[New Orleans February? 1864]
Deposition of Octave Johnson, Corporal Co. C, 15th Regt. Corps d'Afrique.
I was born in New Orleans; I am 23 years of age; I was raised by Arthur Thiboux of New Orleans; I am by trade a cooper; I was treated pretty well at home; in 1855 master sold my mother, and in 1861 he sold me to S. Contrell of St.

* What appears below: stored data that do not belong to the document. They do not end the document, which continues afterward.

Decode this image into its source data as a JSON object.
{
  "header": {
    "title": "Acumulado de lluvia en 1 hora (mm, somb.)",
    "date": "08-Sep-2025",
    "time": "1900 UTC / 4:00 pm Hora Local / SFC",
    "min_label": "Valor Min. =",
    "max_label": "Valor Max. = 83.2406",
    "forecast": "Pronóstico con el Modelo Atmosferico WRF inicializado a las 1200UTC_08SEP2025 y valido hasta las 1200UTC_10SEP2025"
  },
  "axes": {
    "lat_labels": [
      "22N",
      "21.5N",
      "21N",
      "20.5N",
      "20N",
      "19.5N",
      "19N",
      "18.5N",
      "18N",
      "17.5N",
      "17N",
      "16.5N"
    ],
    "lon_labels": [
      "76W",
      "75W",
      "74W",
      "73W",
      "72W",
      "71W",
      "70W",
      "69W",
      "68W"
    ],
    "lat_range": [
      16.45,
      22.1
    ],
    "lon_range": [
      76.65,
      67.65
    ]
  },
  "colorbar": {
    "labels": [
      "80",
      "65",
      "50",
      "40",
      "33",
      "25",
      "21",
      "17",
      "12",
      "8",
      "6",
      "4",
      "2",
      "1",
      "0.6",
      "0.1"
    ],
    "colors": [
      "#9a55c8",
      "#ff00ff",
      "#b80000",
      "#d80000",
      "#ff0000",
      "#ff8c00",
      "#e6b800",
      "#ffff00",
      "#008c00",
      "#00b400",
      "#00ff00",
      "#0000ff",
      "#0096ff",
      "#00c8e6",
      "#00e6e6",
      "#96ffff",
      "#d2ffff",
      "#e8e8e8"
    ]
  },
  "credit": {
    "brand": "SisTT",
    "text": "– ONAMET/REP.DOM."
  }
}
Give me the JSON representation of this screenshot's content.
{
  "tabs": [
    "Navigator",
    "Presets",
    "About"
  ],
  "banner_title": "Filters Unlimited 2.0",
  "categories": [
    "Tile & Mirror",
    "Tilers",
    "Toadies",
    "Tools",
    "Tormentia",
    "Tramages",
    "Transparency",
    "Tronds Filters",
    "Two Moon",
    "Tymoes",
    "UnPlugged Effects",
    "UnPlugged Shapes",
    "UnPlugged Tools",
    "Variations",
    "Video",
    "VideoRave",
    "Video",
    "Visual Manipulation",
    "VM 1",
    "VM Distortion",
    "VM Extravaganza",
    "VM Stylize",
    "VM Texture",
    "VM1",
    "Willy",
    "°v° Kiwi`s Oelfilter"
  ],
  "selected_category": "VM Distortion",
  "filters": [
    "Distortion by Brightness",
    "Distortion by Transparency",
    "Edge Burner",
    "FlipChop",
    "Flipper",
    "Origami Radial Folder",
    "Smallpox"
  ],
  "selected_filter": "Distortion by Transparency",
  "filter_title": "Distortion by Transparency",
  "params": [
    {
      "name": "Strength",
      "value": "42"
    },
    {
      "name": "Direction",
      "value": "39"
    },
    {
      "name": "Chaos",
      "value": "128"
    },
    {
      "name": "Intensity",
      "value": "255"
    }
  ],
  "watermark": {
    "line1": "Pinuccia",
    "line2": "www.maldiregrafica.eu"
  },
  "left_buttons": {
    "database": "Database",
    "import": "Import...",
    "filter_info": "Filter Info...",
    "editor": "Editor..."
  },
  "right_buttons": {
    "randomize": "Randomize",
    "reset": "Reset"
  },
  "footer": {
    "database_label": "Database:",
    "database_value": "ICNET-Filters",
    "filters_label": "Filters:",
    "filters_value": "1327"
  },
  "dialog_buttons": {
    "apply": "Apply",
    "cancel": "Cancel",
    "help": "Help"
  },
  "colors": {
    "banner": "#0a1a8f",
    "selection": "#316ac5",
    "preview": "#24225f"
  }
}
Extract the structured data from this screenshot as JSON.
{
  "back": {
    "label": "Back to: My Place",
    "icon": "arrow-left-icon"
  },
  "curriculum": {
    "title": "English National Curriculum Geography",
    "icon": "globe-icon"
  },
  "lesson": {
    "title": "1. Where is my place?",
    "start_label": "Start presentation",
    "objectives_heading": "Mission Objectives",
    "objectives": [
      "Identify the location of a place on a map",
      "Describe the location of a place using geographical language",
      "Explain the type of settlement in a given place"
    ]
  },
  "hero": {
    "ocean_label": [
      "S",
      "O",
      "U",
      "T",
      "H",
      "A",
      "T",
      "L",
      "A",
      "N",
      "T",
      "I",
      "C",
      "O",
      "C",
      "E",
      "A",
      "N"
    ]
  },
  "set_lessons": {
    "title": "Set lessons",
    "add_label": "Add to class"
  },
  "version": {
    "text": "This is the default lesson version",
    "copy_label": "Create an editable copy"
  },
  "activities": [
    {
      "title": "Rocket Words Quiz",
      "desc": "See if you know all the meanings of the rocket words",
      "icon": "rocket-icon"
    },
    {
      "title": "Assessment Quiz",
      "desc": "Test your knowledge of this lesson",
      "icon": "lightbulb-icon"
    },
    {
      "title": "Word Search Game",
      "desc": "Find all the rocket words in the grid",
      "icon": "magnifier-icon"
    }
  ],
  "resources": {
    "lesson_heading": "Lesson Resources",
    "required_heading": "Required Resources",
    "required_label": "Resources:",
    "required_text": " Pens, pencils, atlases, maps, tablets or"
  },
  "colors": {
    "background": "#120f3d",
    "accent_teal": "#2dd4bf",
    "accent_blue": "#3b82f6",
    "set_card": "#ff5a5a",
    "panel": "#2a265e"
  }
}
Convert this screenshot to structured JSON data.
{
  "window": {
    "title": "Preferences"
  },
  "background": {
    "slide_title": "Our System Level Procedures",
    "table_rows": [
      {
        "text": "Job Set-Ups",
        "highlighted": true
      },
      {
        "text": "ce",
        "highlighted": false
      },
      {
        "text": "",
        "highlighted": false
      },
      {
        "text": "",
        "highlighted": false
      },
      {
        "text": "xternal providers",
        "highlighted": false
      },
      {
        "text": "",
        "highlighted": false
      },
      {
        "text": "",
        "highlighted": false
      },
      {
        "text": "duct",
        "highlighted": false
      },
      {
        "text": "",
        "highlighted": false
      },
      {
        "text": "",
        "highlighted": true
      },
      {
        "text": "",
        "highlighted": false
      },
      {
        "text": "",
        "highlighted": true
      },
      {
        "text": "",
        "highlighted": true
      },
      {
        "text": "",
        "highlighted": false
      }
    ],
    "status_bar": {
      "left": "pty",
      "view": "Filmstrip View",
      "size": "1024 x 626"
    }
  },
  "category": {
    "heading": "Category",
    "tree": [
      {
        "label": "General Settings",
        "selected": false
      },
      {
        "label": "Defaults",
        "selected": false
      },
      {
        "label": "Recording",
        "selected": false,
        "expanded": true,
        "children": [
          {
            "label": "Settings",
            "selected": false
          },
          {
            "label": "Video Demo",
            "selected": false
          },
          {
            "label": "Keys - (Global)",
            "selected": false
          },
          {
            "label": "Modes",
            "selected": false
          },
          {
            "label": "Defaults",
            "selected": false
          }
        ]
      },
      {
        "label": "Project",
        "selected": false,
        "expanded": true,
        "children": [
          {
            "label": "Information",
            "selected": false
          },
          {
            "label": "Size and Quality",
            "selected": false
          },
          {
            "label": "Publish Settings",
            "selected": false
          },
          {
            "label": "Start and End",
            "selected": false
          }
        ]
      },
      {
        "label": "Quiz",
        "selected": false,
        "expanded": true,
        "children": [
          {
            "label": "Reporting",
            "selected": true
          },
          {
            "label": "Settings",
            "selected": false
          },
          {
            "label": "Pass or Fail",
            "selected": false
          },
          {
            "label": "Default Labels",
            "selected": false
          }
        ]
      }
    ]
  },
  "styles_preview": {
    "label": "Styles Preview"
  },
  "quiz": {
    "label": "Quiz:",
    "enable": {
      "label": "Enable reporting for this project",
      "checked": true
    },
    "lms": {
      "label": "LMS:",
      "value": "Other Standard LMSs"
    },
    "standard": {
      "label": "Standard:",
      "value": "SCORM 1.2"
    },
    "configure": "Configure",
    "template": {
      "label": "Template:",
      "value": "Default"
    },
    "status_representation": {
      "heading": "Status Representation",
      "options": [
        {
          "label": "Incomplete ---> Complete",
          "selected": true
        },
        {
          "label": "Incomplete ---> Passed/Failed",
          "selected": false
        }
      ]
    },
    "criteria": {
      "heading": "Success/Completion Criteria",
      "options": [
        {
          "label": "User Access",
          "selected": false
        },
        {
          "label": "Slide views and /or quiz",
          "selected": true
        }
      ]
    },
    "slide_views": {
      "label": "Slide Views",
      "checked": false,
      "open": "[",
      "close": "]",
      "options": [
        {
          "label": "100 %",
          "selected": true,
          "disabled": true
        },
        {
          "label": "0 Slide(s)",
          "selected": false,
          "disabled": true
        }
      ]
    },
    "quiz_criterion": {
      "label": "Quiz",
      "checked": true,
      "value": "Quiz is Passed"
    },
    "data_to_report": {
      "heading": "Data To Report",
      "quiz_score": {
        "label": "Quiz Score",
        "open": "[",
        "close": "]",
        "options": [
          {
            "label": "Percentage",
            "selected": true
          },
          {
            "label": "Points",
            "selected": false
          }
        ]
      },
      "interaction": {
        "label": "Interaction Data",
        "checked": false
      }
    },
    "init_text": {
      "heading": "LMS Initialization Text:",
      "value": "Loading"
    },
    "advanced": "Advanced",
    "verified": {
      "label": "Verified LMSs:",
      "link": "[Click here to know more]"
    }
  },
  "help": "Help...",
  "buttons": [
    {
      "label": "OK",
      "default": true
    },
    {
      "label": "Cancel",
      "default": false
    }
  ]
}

James Parish for $2,400; here I worked by task at my trade; one morning the bell was rung for us to go to work so early that I could not see, and I lay still, because I was working by task; for this the overseer was going to have me whipped, and I ran away to the woods, where I remained for a year and a half; I had to steal my food; took turkeys, chickens and pigs; before I left our number had increased to thirty, of whom ten were women; we were four miles in the rear of the plantation house; sometimes we would rope beef cattle and drag them out to our hiding place; we obtained matches from our friends on the plantation; we slept on logs and burned cypress leaves to make a smoke and keep away mosquitoes; Eugene Jardeau, master of hounds, hunted for us for three months; often those at work would betray those in the swamp, for fear of being implicated in their escape; we furnished meat to our fellow-servants in the field, who would return corn meal; one day twenty hounds came after me; I called the party to my assistance and we killed eight of the bloodhounds; then we all jumped into Bayou Faupron; the dogs followed us and the alligators caught six of them; “the alligators preferred dog flesh to personal flesh;” we escaped and came to Camp Parapet, where I was first employed in the Commissary's office, then as a servant to Col. Hanks; then I joined his regiment.
Testimony of Corporal Octave Johnson before the American Freedmen's Inquiry Commission, [Feb.? 1864], filed with O-328 1863, Letters Received, series 12, Adjutant General's Office, Record Group 94, National Archives.
Published in The Destruction of Slavery, p. 217, and in Free at Last, pp. 51–52.